The same was true on "The Arms of Orion," which she co-wrote with Prince, as her voice soared, which morphed into "Nothing Compares 2 U," the Prince-written hit for the late Sinéad O'Connor, of which Easton said she was jealous.

She said she sang it as "a nice little way to remember two gentle and talented souls who inspired us and kept us comforted at night."

"Maybe I should just put them away. Or can you all handle sexy stuff tonight?"
Singer Sheena Easton

She also noted Prince "was sexy, wasn't he? And we did some sexy stuff together." She said she has gotten "some flak" for continuing to sing those songs.

"Maybe I should just put them away. Or can you all handle sexy stuff tonight?" she said, leading into a nine-minute medley of her hits "U Got the Look" and "Sugar Walls," which, indeed, are still great songs, and the Prince-written Sheila E. Song "The Glamourous Life." (She had joked that younger people in the audience might have thought she was Sheila E. — "and you will be disappointed.")

Sheena Easton
John J. Moser
/
LehighValleyNews.com
Sheena Easton performs at Mount Airy Casino

She also sang another of her duets, her second-highest-charting hit "We've Got Tonight" with Kenny Rogers, with her backing singer, Brandon Nix, and did it very well.

Hits are the best

But it clearly was Easton's 1980s hits the audience had come to hear, and that were her best. She seemed to save most for the end of her set — a good choice, her voice was warmed and powerful by then.
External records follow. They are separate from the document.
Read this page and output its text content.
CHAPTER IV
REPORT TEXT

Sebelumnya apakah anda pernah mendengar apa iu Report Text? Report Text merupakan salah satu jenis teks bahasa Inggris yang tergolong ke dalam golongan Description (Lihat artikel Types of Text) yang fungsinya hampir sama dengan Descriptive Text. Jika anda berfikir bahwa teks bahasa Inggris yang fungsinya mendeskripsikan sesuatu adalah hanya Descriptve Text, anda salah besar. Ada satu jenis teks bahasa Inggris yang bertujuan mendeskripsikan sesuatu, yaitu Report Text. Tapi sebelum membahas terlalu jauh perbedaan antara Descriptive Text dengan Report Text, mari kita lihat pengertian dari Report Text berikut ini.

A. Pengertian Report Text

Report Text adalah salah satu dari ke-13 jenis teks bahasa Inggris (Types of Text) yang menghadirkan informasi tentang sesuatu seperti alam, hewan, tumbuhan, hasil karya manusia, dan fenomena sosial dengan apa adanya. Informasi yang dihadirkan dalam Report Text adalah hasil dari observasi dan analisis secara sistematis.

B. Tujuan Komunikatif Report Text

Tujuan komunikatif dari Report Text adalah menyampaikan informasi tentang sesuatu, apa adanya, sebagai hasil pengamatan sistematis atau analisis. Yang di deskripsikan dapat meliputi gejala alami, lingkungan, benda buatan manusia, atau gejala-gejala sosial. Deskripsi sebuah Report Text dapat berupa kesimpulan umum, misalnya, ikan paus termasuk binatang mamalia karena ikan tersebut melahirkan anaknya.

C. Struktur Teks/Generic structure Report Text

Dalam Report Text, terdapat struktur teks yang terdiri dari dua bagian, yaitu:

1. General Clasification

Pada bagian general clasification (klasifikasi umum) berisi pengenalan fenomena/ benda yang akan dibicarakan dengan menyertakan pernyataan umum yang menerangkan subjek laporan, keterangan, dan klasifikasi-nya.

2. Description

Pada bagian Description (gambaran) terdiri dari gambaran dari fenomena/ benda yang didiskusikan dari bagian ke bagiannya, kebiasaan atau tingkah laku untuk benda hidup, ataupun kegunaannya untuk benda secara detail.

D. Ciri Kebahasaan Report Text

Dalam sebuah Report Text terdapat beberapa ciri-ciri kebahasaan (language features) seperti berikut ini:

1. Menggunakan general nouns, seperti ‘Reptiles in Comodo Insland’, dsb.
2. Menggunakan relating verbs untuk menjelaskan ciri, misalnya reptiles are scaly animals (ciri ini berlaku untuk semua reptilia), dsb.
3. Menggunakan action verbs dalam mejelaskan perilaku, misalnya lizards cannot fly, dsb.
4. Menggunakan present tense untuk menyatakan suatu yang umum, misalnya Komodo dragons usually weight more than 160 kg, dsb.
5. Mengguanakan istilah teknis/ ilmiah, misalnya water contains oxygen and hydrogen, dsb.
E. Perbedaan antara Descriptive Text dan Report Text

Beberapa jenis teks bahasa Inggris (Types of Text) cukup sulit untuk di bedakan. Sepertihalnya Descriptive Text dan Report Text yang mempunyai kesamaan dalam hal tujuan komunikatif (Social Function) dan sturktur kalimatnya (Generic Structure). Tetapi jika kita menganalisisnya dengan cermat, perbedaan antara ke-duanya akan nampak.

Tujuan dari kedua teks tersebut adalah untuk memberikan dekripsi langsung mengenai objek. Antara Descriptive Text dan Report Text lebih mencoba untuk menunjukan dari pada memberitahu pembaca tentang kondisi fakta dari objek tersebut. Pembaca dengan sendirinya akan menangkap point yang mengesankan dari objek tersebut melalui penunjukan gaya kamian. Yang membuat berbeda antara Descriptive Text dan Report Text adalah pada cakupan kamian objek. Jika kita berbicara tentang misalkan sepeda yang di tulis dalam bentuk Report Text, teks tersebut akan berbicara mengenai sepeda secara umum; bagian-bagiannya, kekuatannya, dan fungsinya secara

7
She started with "When He Shines," her Top 30 hit from 1981, slow and focused on her voice — it was the best performance with her "new" voice.
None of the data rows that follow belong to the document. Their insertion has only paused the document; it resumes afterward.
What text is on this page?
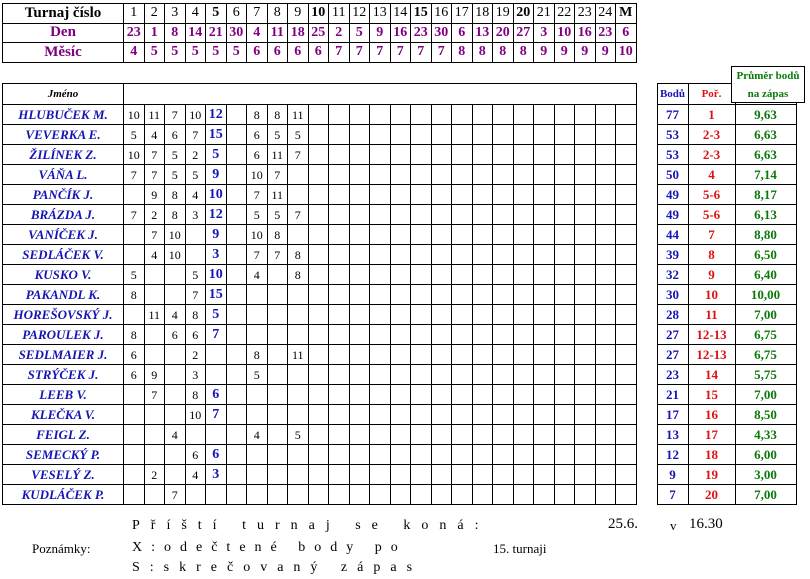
Turnaj číslo	1	2	3	4	5	6	7	8	9	10	11	12	13	14	15	16	17	18	19	20	21	22	23	24	M
Den	23	1	8	14	21	30	4	11	18	25	2	5	9	16	23	30	6	13	20	27	3	10	16	23	6
Měsíc	4	5	5	5	5	5	6	6	6	6	7	7	7	7	7	7	8	8	8	8	9	9	9	9	10
Jméno																											Bodů	Poř.	
HLUBUČEK M.	10	11	7	10	12		8	8	11																		77	1	9,63
VEVERKA E.	5	4	6	7	15		6	5	5																		53	2-3	6,63
ŽILÍNEK Z.	10	7	5	2	5		6	11	7																		53	2-3	6,63
VÁŇA L.	7	7	5	5	9		10	7																			50	4	7,14
PANČÍK J.		9	8	4	10		7	11																			49	5-6	8,17
BRÁZDA J.	7	2	8	3	12		5	5	7																		49	5-6	6,13
VANÍČEK J.		7	10		9		10	8																			44	7	8,80
SEDLÁČEK V.		4	10		3		7	7	8																		39	8	6,50
KUSKO V.	5			5	10		4		8																		32	9	6,40
PAKANDL K.	8			7	15																						30	10	10,00
HOREŠOVSKÝ J.		11	4	8	5																						28	11	7,00
PAROULEK J.	8		6	6	7																						27	12-13	6,75
SEDLMAIER J.	6			2			8		11																		27	12-13	6,75
STRÝČEK J.	6	9		3			5																				23	14	5,75
LEEB V.		7		8	6																						21	15	7,00
KLEČKA V.				10	7																						17	16	8,50
FEIGL Z.			4				4		5																		13	17	4,33
SEMECKÝ P.				6	6																						12	18	6,00
VESELÝ Z.		2		4	3																						9	19	3,00
KUDLÁČEK P.			7																								7	20	7,00
Průměr bodů
na zápas
Příští turnaj se koná:	25.6. v 16.30
Poznámky:	X:odečtené body po	15. turnaji
S:skrečovaný zápas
Then for her 1983 Top 10 hit "Telefone (Long Distance Love Affair)," she sang with intensity in her "younger" voice. (Though she jokingly said the words about phones no longer make sense.)

Sheena Easton
John J. Moser
/
LehighValleyNews.com
Sheena Easton performs at Mount Airy Casino

And she closed her main set with her biggest hit, the 1980 No. 1 "9 to 5 (Morning Train),' which she sang more theatrically, but it worked.

In a set that included covers, it was a disappointment that she skipped songs such as her first hit, 1980's "Modern Girl," and her last Top 15 hit "You Could Have Been With Me."

Easton closed the show with her 1982 hit "For Your Eyes Only," the James Bond-movie theme song that was nominated for an Academy Award for Best Song.

When it was released, it was perhaps that song that showed Easton she could be more than a tough, pixieish singer. And on Saturday, it was the song that brought the younger Easton and her new self together.